Hopping transport in systems of finite thickness or length

TL;DR

This paper theoretically investigates variable-range hopping transport in finite-thickness systems like wires and thin films, revealing how temperature and dimensionality influence the conduction mechanisms and the applicability of Mott's law.

Contribution

It extends the understanding of hopping transport by analyzing the effects of finite size and dimensionality, deriving new temperature dependencies using percolation theory.

Findings

Mott law applies at high T in 2D and 3D systems

Network breaks into filamentary paths at low T

Deviations from Mott law occur at all T in 1D systems

Abstract

Variable-range hopping transport along short one-dimensional wires and across the shortest dimension of thin three-dimensional films and narrow two-dimensional ribbons is studied theoretically.
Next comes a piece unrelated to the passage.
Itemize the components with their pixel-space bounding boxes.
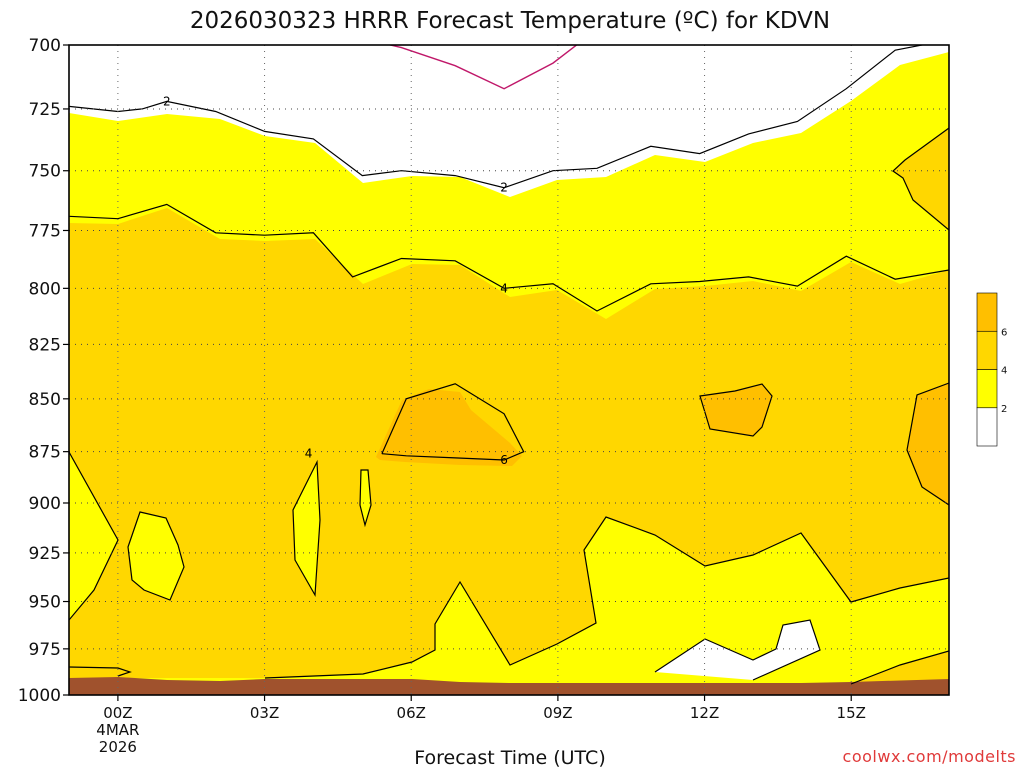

Geometric and transport characteristics of the hopping resistor network are shown to depend on temperature T and the dimensionality of the system. In two and three dimensions the usual Mott law applies at high T where the correlation length of the network is smaller than the sample thickness. As T decreases, the network breaks into sparse filamentary paths, while the Mott law changes to a different T-dependence, which is derived using the percolation theory methods. In one dimension, deviations from the Mott law are known to exist at all temperatures because of rare fluctuations. The evolution of such fluctuations from highly-resistive "breaks" at high T to highly-conducting "shorts" at low T is elucidated.